Surprisingly or not, in the social sciences this isn't really done with much enthusiasm. Models are estimated, journal articles are published or policy recommendations made, and the performance of the models is rarely critiqued over time. This state of affairs became a problem in the Economics profession during the Subprime Mortgage Crisis (for example, the Federal Reserve econometric models were "wildly inaccurate"). Why hadn't complex econometric models seen the crisis coming? And, if they had, why weren't alarms raised? For example, econometric models of mortgage default risk were found to be unstable and basically useless in predicting future mortgage defaults (here). And, Early Warning System (EWS) models, based on standard indicators, "...frequently do not provide much advance warning of currency and banking crises" (here). I discussed the forecasting problem in an early post (here).
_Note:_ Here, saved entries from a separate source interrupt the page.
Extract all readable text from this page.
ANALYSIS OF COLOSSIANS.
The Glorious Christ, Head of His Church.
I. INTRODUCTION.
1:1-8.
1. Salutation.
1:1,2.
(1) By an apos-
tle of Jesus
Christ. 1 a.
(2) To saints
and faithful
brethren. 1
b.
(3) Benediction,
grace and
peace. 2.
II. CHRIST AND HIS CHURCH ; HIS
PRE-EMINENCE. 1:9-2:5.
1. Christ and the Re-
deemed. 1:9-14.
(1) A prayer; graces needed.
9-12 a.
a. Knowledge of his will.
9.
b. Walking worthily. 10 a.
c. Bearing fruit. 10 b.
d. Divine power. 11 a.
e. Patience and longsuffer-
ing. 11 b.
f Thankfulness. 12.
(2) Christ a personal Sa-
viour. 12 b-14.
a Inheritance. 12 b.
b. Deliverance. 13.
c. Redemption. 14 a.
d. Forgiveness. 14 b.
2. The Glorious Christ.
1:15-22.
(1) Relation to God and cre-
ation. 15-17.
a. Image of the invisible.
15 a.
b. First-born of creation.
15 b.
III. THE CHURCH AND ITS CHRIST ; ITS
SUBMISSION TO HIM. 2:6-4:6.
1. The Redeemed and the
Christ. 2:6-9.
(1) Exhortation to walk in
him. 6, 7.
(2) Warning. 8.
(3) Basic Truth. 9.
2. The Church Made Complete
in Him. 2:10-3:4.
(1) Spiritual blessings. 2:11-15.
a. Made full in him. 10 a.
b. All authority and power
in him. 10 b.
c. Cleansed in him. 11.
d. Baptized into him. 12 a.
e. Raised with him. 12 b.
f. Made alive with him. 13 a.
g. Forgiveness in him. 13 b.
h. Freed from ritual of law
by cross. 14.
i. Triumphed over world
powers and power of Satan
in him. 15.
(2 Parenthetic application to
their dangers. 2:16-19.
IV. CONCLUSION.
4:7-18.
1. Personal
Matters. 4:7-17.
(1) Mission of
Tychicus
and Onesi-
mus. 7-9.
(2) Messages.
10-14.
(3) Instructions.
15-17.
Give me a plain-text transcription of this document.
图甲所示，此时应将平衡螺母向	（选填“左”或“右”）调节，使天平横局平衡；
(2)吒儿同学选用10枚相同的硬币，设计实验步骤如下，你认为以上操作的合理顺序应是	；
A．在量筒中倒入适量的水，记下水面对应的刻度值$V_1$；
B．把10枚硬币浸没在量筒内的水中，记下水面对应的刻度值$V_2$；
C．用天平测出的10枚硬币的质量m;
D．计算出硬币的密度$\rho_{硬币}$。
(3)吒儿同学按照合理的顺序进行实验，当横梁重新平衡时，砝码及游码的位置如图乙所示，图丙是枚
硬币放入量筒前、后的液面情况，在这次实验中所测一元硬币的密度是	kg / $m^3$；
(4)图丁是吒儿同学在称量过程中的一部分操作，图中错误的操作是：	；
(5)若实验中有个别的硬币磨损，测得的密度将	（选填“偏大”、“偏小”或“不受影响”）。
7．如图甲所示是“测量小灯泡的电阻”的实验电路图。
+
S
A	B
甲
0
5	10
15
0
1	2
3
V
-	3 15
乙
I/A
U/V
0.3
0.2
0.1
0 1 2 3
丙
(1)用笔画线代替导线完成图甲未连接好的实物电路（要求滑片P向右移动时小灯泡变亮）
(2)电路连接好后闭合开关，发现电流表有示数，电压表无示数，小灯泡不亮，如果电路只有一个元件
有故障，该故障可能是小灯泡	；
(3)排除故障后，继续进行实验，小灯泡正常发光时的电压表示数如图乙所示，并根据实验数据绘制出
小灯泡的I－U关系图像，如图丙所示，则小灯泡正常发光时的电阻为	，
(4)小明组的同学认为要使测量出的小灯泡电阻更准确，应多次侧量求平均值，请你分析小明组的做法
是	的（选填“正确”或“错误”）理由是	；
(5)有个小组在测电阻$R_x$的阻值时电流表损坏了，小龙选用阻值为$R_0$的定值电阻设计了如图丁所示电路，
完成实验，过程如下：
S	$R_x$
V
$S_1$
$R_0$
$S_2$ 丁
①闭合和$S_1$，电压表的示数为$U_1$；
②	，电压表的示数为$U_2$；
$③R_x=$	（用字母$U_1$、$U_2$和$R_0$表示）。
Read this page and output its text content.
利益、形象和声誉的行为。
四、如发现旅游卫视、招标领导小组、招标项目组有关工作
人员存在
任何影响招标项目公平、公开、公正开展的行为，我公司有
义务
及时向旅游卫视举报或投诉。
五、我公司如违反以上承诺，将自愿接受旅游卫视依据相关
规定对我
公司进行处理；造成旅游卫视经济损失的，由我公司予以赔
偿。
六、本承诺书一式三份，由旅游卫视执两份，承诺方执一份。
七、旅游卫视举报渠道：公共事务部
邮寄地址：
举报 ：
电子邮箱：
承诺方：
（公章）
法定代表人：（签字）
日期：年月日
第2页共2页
Since I have been developing macro-societal statistical models since the late 1970's and have not really followed up much in my career on how well the models were performing, I thought now we be a good time to get on with it. I have about two years worth of experience looking at how well state-space time series models perform when estimated from historical data (facts), how well the same models can be used to generate counterfactuals (What if the US had increased levels of deficit spending? Would the crisis have been of shorter duration?) and how well the model forecasts have compared to those of other forecasters (particularly the Financial Forecasting Center which uses Artificial Intelligence models).
Now, there were lots of reasons why the economy did not perform very well in the later part of 2011, the Sovereign Debt Crisis in Europe for one, in addition to the policies of the administration in power. But one thing the counterfactual did demonstrate was that the stimulus was not a "tremendous success" as was being argued by Time magazine (here).
There is a lot more counterfactual work that needs to be done surrounding fiscal policy and monetary policy in response to the US Subprime Mortgage Crisis. The counterfactual above suggests a pretty limited role for fiscal and monetary policy once a bubble pops (more work at different times in different countries needs to be done to demonstrate this point). If this assertion is confirmed, it still doesn't mean that policy measures might not have prevented the bubble from developing in the first place. The counterfactual would be to find some set of policy measures that would prevent the Housing and Stock Market Bubbles. Again, more work would have to be done at different time points and in different countries. And, we need better ways of identifying bubbles while they are developing (this is the topic of another blog here).